Ik heb het met Komodo nageplozen, maar niets kunnen vinden. Ook niet met h3-h4. Zwart zou vlg. K. hier groot voordeel hebben en houden:  -1.80  !!!  Maar vraag me niet waarom.  Achtergebleven pion op c3?  Geïsoleerde pion op f3? Zwak veld op f4?   (Zwart heeft ook een achtergebleven pion op e6.) Bert heeft op deze stelling aangestuurd. Misschien kan die het vertellen?

22Gerrit4   22gerrit4

Gerrit: “mijn beslissende fout kwam na TxTc3 met PxTc3. Had moeten terugslaan met TxTc3. Dan had ik nog een kans gehad op remise.  Nu werd pion d4 onhoudbaar en dat had ik over het hoofd gezien.”  Maar Komodo vindt Pxc3 een heel klein beetje beter dan Txc3. Maar op 51. Txc3 zou Komodo niet terugslaan met zijn toren.

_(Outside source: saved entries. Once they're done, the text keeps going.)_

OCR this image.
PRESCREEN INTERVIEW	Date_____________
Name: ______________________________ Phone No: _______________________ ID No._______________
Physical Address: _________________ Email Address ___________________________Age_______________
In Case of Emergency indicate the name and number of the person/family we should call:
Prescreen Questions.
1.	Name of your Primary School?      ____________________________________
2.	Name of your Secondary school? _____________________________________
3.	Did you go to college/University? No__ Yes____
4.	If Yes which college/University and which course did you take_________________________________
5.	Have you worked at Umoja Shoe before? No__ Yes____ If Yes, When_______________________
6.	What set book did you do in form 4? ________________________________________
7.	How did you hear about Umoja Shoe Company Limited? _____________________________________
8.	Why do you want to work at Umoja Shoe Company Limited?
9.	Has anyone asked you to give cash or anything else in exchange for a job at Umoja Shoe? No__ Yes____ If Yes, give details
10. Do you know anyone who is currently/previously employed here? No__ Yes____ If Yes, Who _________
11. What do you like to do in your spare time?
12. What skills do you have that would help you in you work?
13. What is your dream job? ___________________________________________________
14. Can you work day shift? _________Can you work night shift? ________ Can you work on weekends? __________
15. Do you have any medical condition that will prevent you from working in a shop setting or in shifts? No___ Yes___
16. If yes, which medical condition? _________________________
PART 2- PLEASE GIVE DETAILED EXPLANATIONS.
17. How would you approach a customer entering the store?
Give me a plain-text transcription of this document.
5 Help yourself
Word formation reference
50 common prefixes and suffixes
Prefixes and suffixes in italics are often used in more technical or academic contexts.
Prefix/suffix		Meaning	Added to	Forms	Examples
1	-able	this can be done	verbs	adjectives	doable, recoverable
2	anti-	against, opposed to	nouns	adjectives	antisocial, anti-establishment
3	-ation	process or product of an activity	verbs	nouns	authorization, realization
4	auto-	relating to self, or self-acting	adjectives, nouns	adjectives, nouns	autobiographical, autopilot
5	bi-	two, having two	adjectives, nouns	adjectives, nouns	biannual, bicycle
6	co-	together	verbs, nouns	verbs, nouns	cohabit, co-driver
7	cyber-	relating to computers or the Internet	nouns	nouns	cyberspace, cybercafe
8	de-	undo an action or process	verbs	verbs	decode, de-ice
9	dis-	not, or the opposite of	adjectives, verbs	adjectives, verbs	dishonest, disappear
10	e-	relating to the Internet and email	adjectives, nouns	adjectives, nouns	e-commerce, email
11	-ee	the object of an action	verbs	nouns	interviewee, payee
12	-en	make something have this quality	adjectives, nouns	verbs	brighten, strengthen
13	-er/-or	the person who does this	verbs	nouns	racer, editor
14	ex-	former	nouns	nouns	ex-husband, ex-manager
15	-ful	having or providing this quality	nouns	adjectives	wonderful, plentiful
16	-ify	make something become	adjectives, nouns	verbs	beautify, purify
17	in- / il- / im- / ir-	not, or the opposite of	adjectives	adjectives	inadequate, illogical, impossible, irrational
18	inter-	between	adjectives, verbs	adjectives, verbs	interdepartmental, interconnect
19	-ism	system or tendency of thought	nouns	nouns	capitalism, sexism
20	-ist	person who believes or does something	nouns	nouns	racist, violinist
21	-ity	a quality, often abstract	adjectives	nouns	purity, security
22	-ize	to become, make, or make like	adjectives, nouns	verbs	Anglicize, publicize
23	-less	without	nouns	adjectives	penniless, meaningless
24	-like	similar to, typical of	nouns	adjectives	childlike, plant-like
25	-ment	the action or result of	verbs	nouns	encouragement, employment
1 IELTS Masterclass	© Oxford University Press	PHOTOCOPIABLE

Want inderdaad na 51 …. Txc3 52. Pxc3 heeft wit nog een kansje.  52. …   e5  53. dxe5  Kxe5  maar na 54. Kg3  d4 is het toch nog wel een beetje moeilijk voor wit. 

Maar als gezegd: Komodo slaat niet terug. Maar speelt 

22Gerrit5 22Gerrit5

Analysediagram.     51. … Ta8!  Fraai!  Met de dreiging Ta2+ gevolgd door Tb2!  

En na           52. Tc2 volgt Tb8  53. Tb2 Pd3!

Of                                           53. Pd2 Tb4 en pion d4 gaat verloren of pion b3.

Hogeschool van het eindspel!

Peter-Jasper

22Peter1  22Peter11

Jasper is expert in nutteloze paardaanvallen.  Daar heeft hij patent op aangevraagd. Maar het valt niet mee om nu maar toe te geven dat dat paard op g4 daar geen toekomst heeft. Gewoon 14. … Pf6 en wit heeft maar een klein voordeel. 15. Lxa6 bxa6  16. c4!

Het wordt een klucht om te zien hoe Jasper van de 14e t/m de 20(!)  zet weigert dat paard terug te trekken en hoe Peter zich laat intimideren en alsmaar denkt dat hij dat paard niet mag slaan.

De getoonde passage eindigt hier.